What does the Pistorius trial say about how gender-based violence is dealt with today?
Most of us will not have escaped hearing about the sensationalized Oscar Pistorius trial, his being found not guilty of murdering his girlfriend Reeva Steenkamp but subsequently being found guilty of culpable homicide, defined in South African law as “the unlawful negligent killing of a human being”. Widespread shock has been voiced from all corners at this verdict, even more so at Pistorius’ anticipated attempt to cash in on the Steenkamp family’s pain. Despite the theories and the conjectures however, one stark fact looms from this case; and it is that none of us can ever really know what happened that fateful night when Pistorius awoke in a stupor to the sounds of what he says he believed to be an intruder in his home.
The details and ensuing outcome of this trial says a lot about the way gender-based violence is dealt with by society today. In the UK, the term ‘domestic violence’ is well-used in relation to cases such as these, the term ‘domestic’ giving these abominable acts an almost homely, everyday feel; a point highlighted by US Vice-President Joe Biden. But that is the sad truth about gender-based violence: it happens every day, in our own homes and is widespread across every strata of society. And yet, it remains invisible to the masses, and often to courts of law, because of it’s very setting: the sphere of the ‘private’ as opposed to the ‘public’.

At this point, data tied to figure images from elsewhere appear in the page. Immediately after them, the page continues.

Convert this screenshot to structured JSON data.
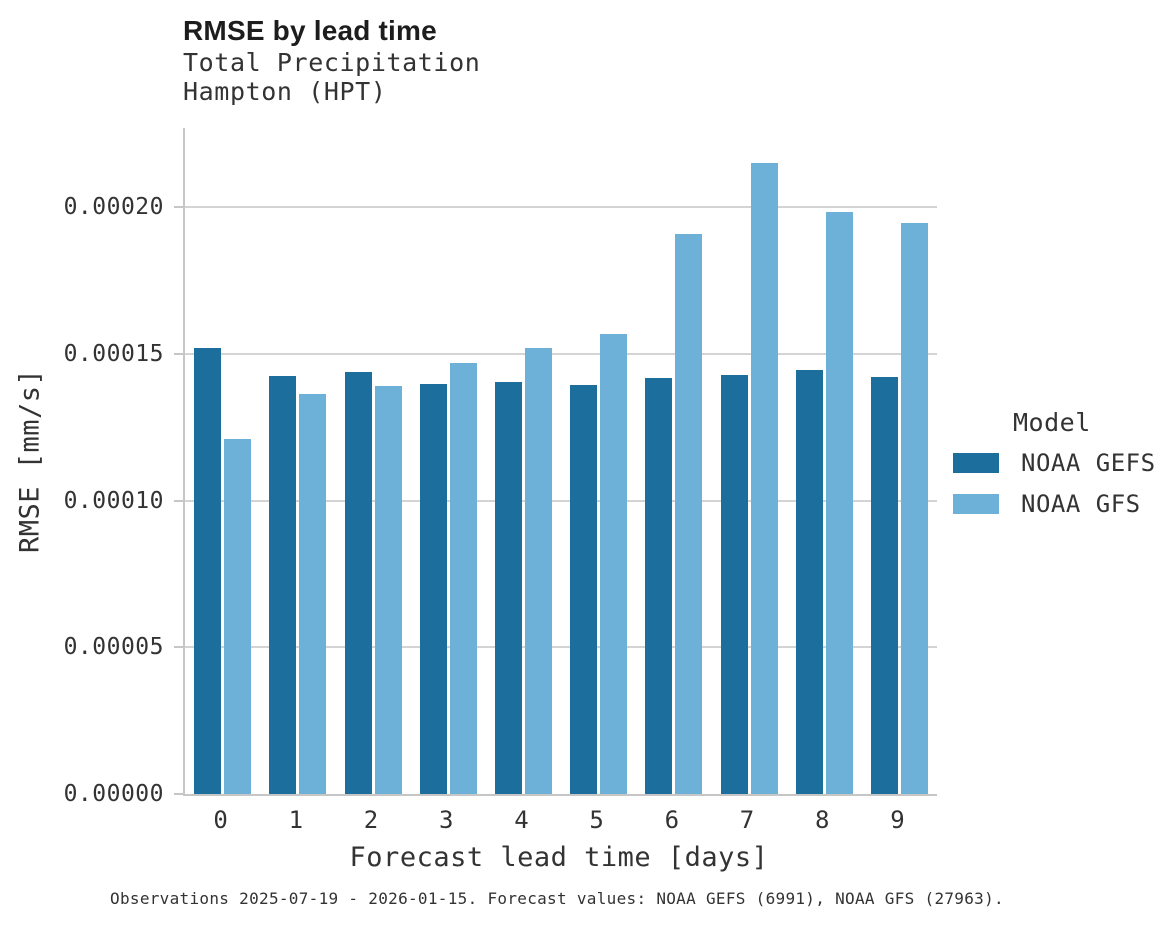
{
  "header": {
    "title": "RMSE by lead time",
    "subtitle_line1": "Total Precipitation",
    "subtitle_line2": "Hampton (HPT)"
  },
  "chart_data": {
    "type": "bar",
    "title": "RMSE by lead time",
    "subtitle": [
      "Total Precipitation",
      "Hampton (HPT)"
    ],
    "xlabel": "Forecast lead time [days]",
    "ylabel": "RMSE [mm/s]",
    "categories": [
      "0",
      "1",
      "2",
      "3",
      "4",
      "5",
      "6",
      "7",
      "8",
      "9"
    ],
    "series": [
      {
        "name": "NOAA GEFS",
        "color": "#1C6E9C",
        "values": [
          0.000152,
          0.0001424,
          0.0001438,
          0.0001397,
          0.0001405,
          0.0001394,
          0.0001417,
          0.0001428,
          0.0001445,
          0.0001421
        ]
      },
      {
        "name": "NOAA GFS",
        "color": "#6EB1D8",
        "values": [
          0.000121,
          0.0001363,
          0.000139,
          0.0001469,
          0.000152,
          0.0001567,
          0.000191,
          0.000215,
          0.0001983,
          0.0001946
        ]
      }
    ],
    "ylim": [
      0,
      0.000227
    ],
    "yticks": {
      "values": [
        0.0,
        5e-05,
        0.0001,
        0.00015,
        0.0002
      ],
      "labels": [
        "0.00000",
        "0.00005",
        "0.00010",
        "0.00015",
        "0.00020"
      ]
    },
    "grid": "horizontal",
    "legend_title": "Model",
    "legend_position": "right"
  },
  "legend": {
    "title": "Model",
    "items": [
      {
        "label": "NOAA GEFS",
        "color": "#1C6E9C"
      },
      {
        "label": "NOAA GFS",
        "color": "#6EB1D8"
      }
    ]
  },
  "caption": "Observations 2025-07-19 - 2026-01-15. Forecast values: NOAA GEFS (6991), NOAA GFS (27963)."
}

A friend recently testified as a witness in relation to a domestic abuse court case. This was an unusual case for its type; my friend and other witnesses clearly saw the incident, it happened in broad daylight in public and the female victim was alive and ready to testify as was the male perpetrator. In the end the victim would not corroborate what the two witnesses clearly saw and the perpetrator walked away free with the incident being put down as purely accidental and a misunderstanding. The contrast between this and Pistorius’ case are striking; in both cases the perpetrator was male and survived, in one case there were multiple witnesses and the victim had the opportunity to speak out and of course, was able to walk away from the incident alive. However it was in the Pistorius case that the perpetrator met with some kind of punishment, as opposed to in my friend’s case.
So many domestic abuse cases end in the same way – even when the prosecution are lucky enough to have both a victim and witnesses ready to testify against the abuser . Often the abused will not speak out against the loved one who struck them, and when they do, it ends up being to absolve the abuser of their guilt, such as in the current debacle surrounding Ray Rice’s assault on his wife. In too many cases, the abuse goes undetected or ignored until the situation culminates in the ultimate death of the victim, as was the case with the aunt of my close friend and colleague Onjali Rauf. With gender-based violence often happening in the home where no third party is available to witness the crimes that occur, circumstances of violence often end up being mitigated and the abuser given reduced culpability and consequently, a reduced sentence.
I can’t help but wonder what Reeva Steenkamp would have done if she had survived this incident. It is clear her relationship with Oscar Pistorius was characterized by abuse. Would she be ready to put Pistorius out to dry and make sure he faced the full consequences of his actions? Or like many women out there, such as those who took part in the #whyIstayed testimonies on Twitter, would she have blamed herself, put this down to being just another freak incident, or told herself that he would never do anything like that ever again? Tragically, like too many women who have died at the hands of their male counterparts and continue to do so, we will never know.